2020-12-04 04:18:21 | ☆エッセイ・コラム
天竜川の治水
1868年(慶応4年)5月、天竜川は大雨により堤防が決壊。浜松及び磐田に大被害をもたらした。天竜川は1850年(嘉永3年)から1868年(慶応4年)にかけて5回の大規模な決壊を記録しており、特に嘉永3年、明善19歳の時に遭遇した洪水は一瞬に安間村を沈めてしまった。それは明善にとって一生忘れられない災害であった。天竜川沿岸に住んでいる人達の苦しむ様に途方に暮れていた時に、明治維新をむかえる。そんな新政府の「政体」の布達が明善に希望をあたえた。



早速、京都に上がり天竜川の治水策を民生局へ建白した。だが明善の必死の訴えも届かなかった。しかし、8月に新政府は急に水害復旧工事に着手した。明治天皇東京行幸の道筋になる東海道の補修が目的であった。当時の明善は、その事を知らずに堤防の復旧工事を行う。明善の優れた運営手腕により、8月下旬に開始した工事は10月上旬に大略が終了。その功績が認められ、明治天皇東幸において浜松行在所の時に苗字帯刀を許される名誉を得た。



翌1869年(明治2年)に明善は静岡藩から水下各村の総代・又卸蔵番格に申付けられた。

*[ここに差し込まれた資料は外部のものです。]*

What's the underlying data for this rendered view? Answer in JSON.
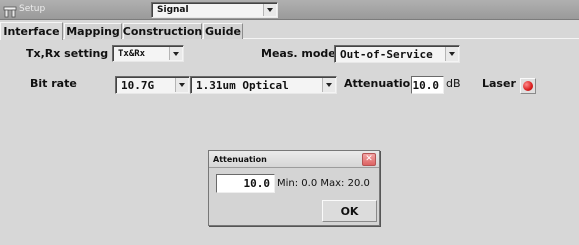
{
  "window": {
    "title": "Setup",
    "view_selector": "Signal"
  },
  "tabs": [
    {
      "label": "Interface",
      "active": true
    },
    {
      "label": "Mapping",
      "active": false
    },
    {
      "label": "Construction",
      "active": false
    },
    {
      "label": "Guide",
      "active": false
    }
  ],
  "settings": {
    "txrx_label": "Tx,Rx setting",
    "txrx_value": "Tx&Rx",
    "meas_mode_label": "Meas. mode",
    "meas_mode_value": "Out-of-Service",
    "bitrate_label": "Bit rate",
    "bitrate_value": "10.7G",
    "optical_value": "1.31um Optical",
    "attenuation_label": "Attenuation",
    "attenuation_value": "10.0",
    "attenuation_unit": "dB",
    "laser_label": "Laser",
    "laser_state_color": "#d91e1e"
  },
  "dialog": {
    "title": "Attenuation",
    "value": "10.0",
    "range_text": "Min: 0.0 Max: 20.0",
    "ok_label": "OK"
  },
  "icons": {
    "app": "tool-icon",
    "close": "close-icon",
    "dropdown": "chevron-down-icon",
    "laser": "led-indicator-icon"
  }
}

そして明治5年に浜松県から堤防附属を申付けられ、戸長役・天竜川卸普請専務に任命された。1874年(明治7年)には天竜川通堤防会社を設立。


1877年(明治10年)、全財産献納の覚悟を決めた明善は内務卿大久保利通に築堤工事実現の為に謁見した。明善自身も一介の百姓が内務卿への謁見は叶わないと思っていた。ところが快く大久保利通との謁見は実現した。それは長年、誠実一途に天竜川の治水工事に奔走している明善の話が大久保利通の耳に入っていたからである。そして、近代的な治水事業が始まり、主に堤防の補強・改修をはじめ以下の5点を実施した。これらは後年の天竜川における治水計画の基礎となった。


  1. 天竜川を西洋式の測量器を使用して全測量
  2. 鹿島村から諏訪湖に至る高低測量
  3. 天竜川河口から二俣村に至る実測量
  4. 駒場村以下21箇所の測量標建設
  5. 自宅に水利学校を開き、治水と利水の教育を行う。


しかし、流域の住民の利害争いが原因で1883年(明治16年)天竜川通堤防会社は、幕を閉じた。以後、明善の計画を雛形にして国・県が天竜川の治水事業を引き継いで行っていった。そのスタッフには、天竜川通堤防会社や自宅で開校した水利学校の人材も多数残った。



天竜川流域の植林事業


明善は、下流域での堤防による治水が軌道にのると、次に天竜川流域の山間部の植林事業にのりだした。当時、天竜川の山間部は荒れていて大雨が降ると大量の水と土砂が一気に川に流れてしまう状態であった。明善は植林による治水を考えていた。 1885年(明治18年)より植林を始める。天竜川上流の官有地759haに292万本のスギ、ヒノキの苗木を自らの費用で献植。次いで1200haの植栽を行った。これが、後に天竜杉となり浜松市天竜区(旧天竜市・龍山町・水窪町・佐久間町)の林業発展のきっかけとなった。